Cardan’s character stays the same, but his affinity for villainy is explained and expanded upon in the novella.

Jude, Oak, Vivi and Taryn as well as other well-known characters from the original trilogy make brief appearances in some chapters, and before not mentioned characters are added.

☾ the world building

Most of the stories are set in the Elfhame of the original trilogy (when Cardan is not yet High King) and three stories are set in the human world after the events of Queen of Nothing.
This novella expects a knowledge of the previous books from the reader.

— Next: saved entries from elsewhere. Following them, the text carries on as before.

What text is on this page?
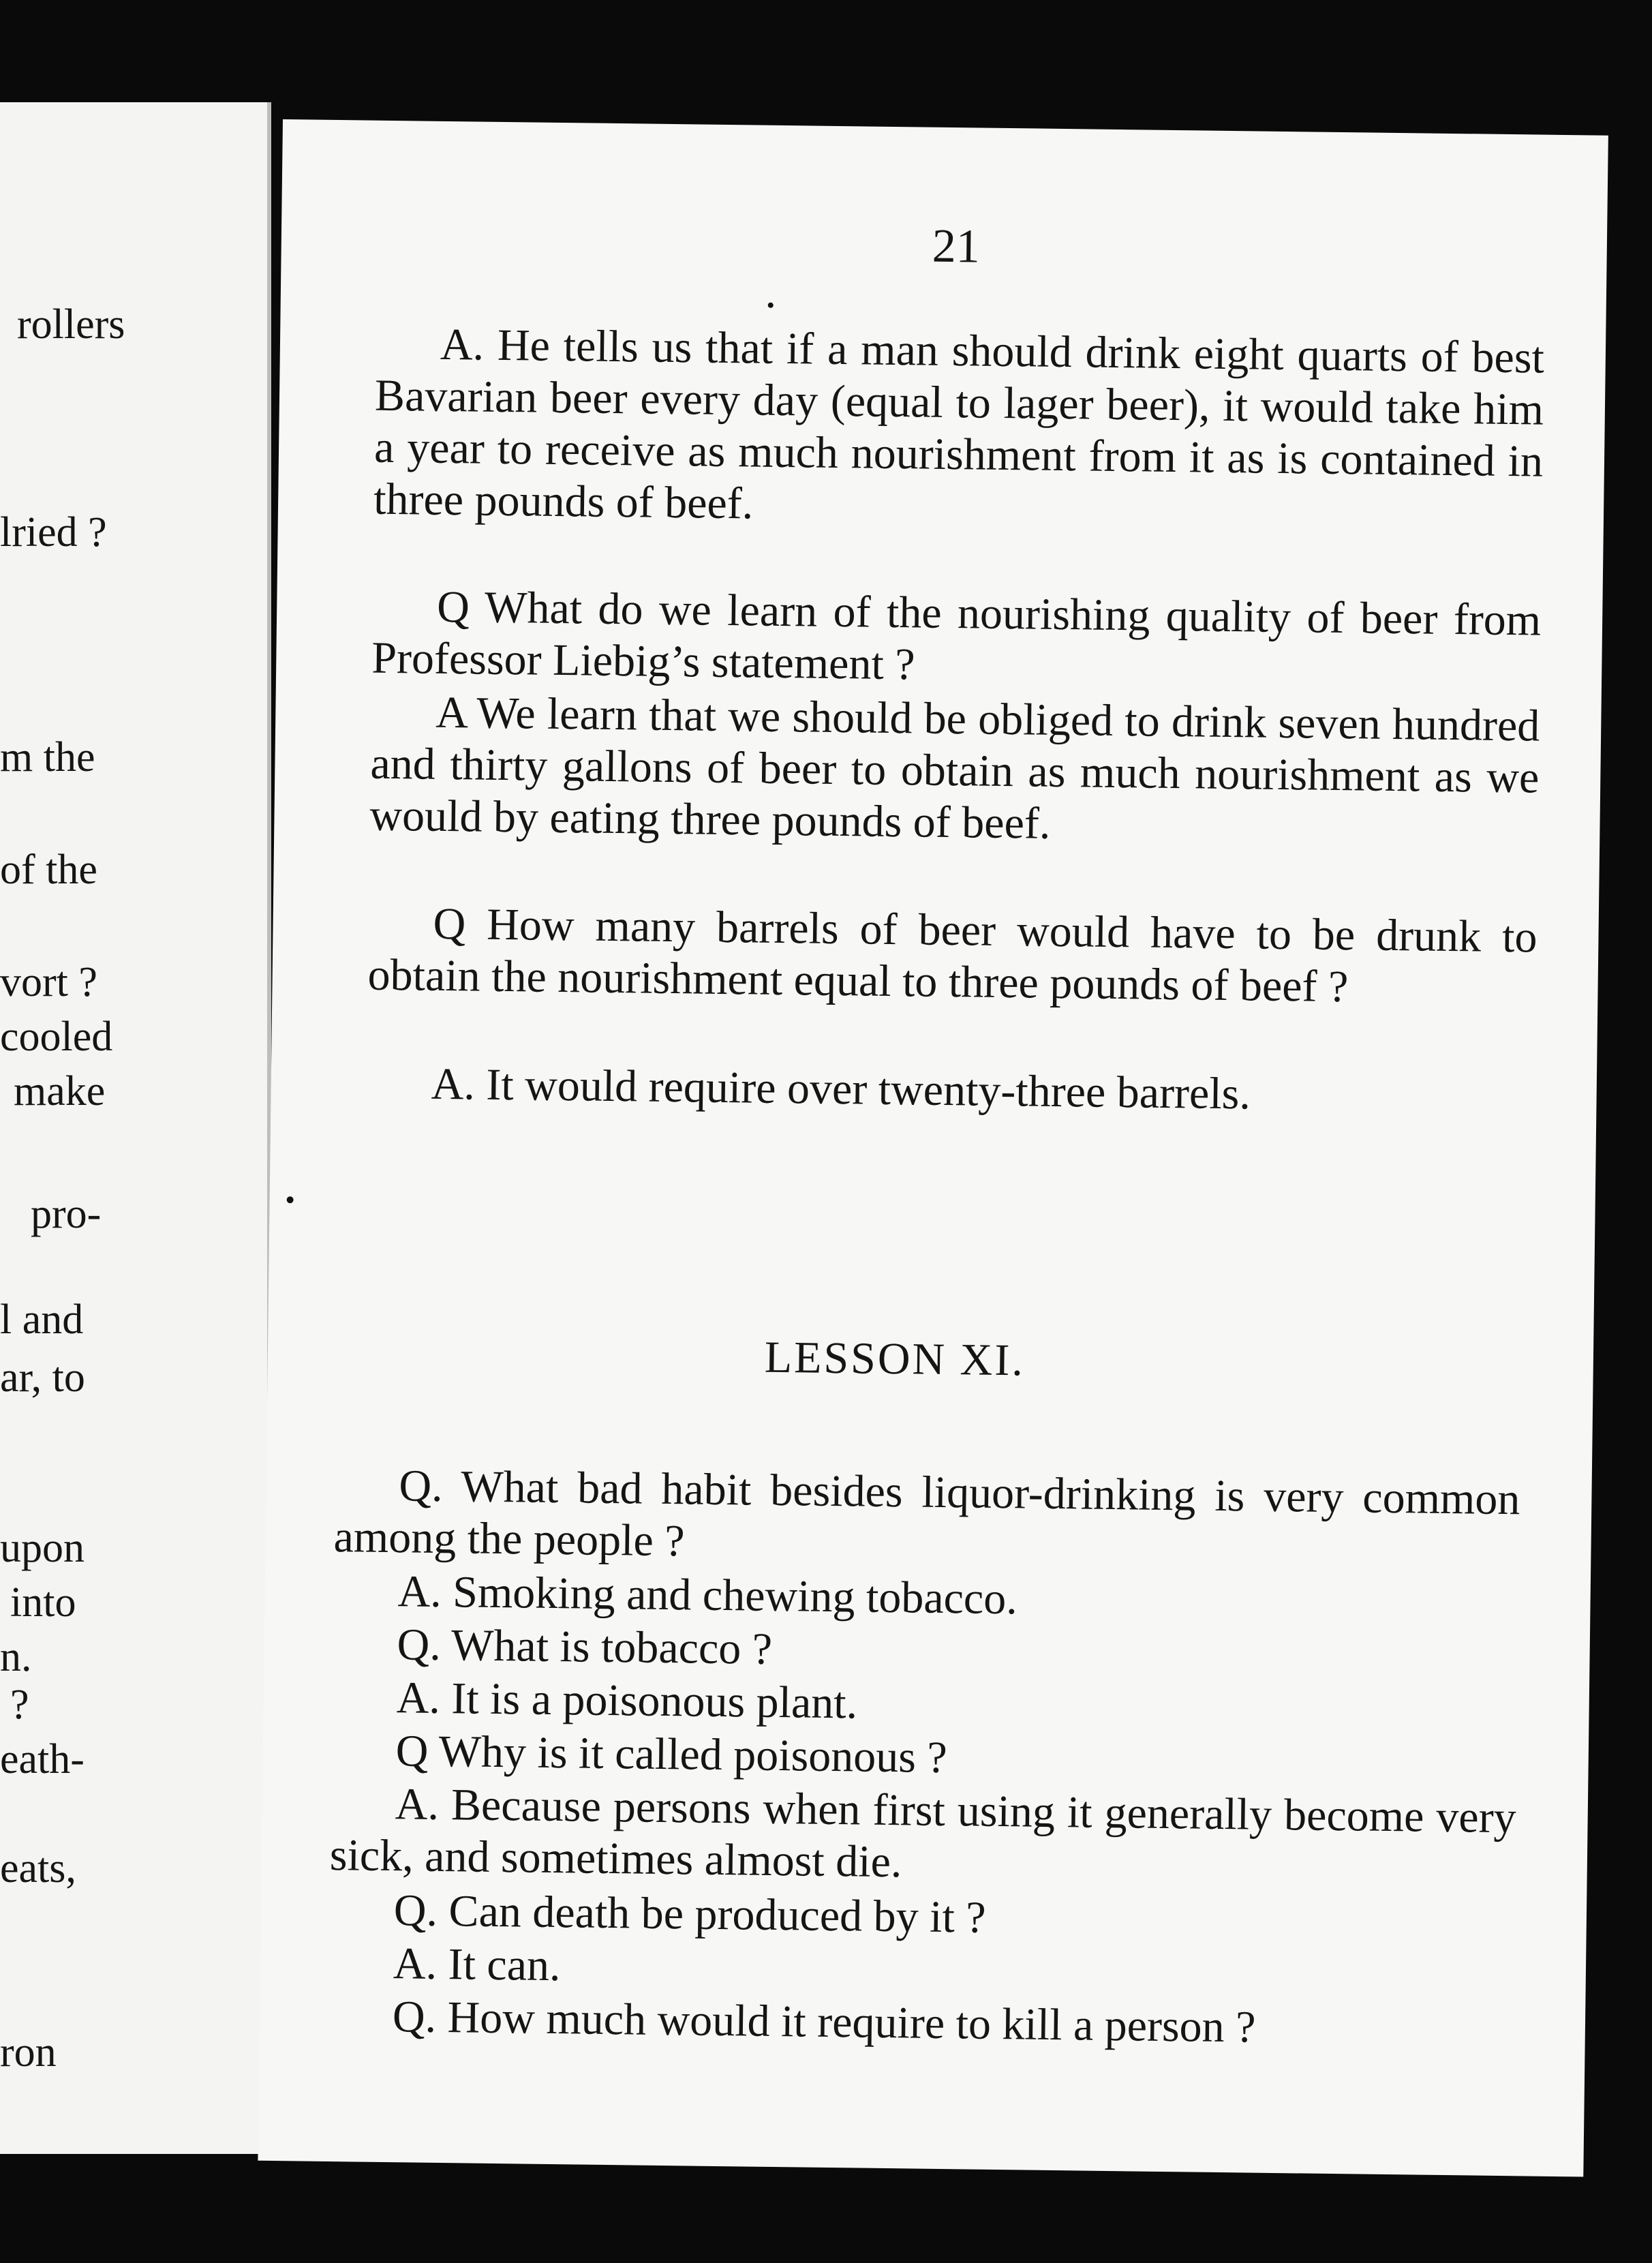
rollers

lried ?

m the

of the

vort ?

cooled

make

pro-

l and

ar, to

upon

into

n.

?

eath-

eats,

ron

21

A. He tells us that if a man should drink eight quarts of best Bavarian beer every day (equal to lager beer), it would take him a year to receive as much nourishment from it as is contained in three pounds of beef.

Q What do we learn of the nourishing quality of beer from Professor Liebig’s statement ?

A We learn that we should be obliged to drink seven hundred and thirty gallons of beer to obtain as much nourishment as we would by eating three pounds of beef.

Q How many barrels of beer would have to be drunk to obtain the nourishment equal to three pounds of beef ?

A. It would require over twenty-three barrels.

LESSON XI.

Q. What bad habit besides liquor-drinking is very common among the people ?

A. Smoking and chewing tobacco.

Q. What is tobacco ?

A. It is a poisonous plant.

Q Why is it called poisonous ?

A. Because persons when first using it generally become very sick, and sometimes almost die.

Q. Can death be produced by it ?

A. It can.

Q. How much would it require to kill a person ?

☾ what i liked about this book

I liked that this book doesn’t try to paint Cardan as a good guy.
He might not be the villain of the TFOTA books, but he is certainly not the most innocent character – he belongs more into the morally grey category with a shift towards villainy because he does a lot of wrong things for the wrong reasons, and even his relationship with Jude doesn’t really change his character.
I also liked seeing things play out from his perspective, but it wasn’t as lengthy as it would have been had Holly Black taken the full novel route – and I appreciate that.
I also appreciate the reoccurring tale of the boy (who is obviously supposed to resemble the slight shifts in Cardan’s character) – it does sound familiar, but I can’t quite pinpoint how. I do think that it might be a faerie-themed retelling of either a scandinavian tale or one written by a lesser known central-european storyteller, since I can’t seem to make any connection to the Brothers Grimm.
I also really liked the art. I think it gave the book a “fairytale” – touch, since many bound volumes of collected fairytales are also illustrated to be more appealing to children, and who doesn’t think that Cardan deserves to have an illustrated book? He’s so vain and egoistical that it really fits his character – and I mean this in the most loving way possible.

☾ what i disliked about this book

It could have been longer. Usually I am quite content when it comes to the length of novellas, but somehow it feels like The Lost Sisters was longer than this – and it isn’t. The Lost Sisters is only 50 pages (yes, I just looked it up and it honestly blew my mind).
I feel like we didn’t get as much information about how Cardan works as we could have gotten. I’ve always found that he is a very complex character, and to me it felt like How the King of Elfhame Learned to Hate Stories only scraped the surface when it comes to his character and his drive.
I found myself wanting more!

☾ should you read this book?

Again, because it’s a novella, that’s quite hard to say.
It’s not a novel, so if you need content to be satisfied after having finished a book, this one ain’t it.
Personally, I love any excuse (be it short) to escape back into the world of my favorite books without actually having to reread the actual books, which is also why I love novellas so much.
It’s a question of taste.
But if you like to gush about Cardan and his relationship with Jude, you should pick up this book becauseit’s a cute and quick read, and it will definitely make you miss the characters!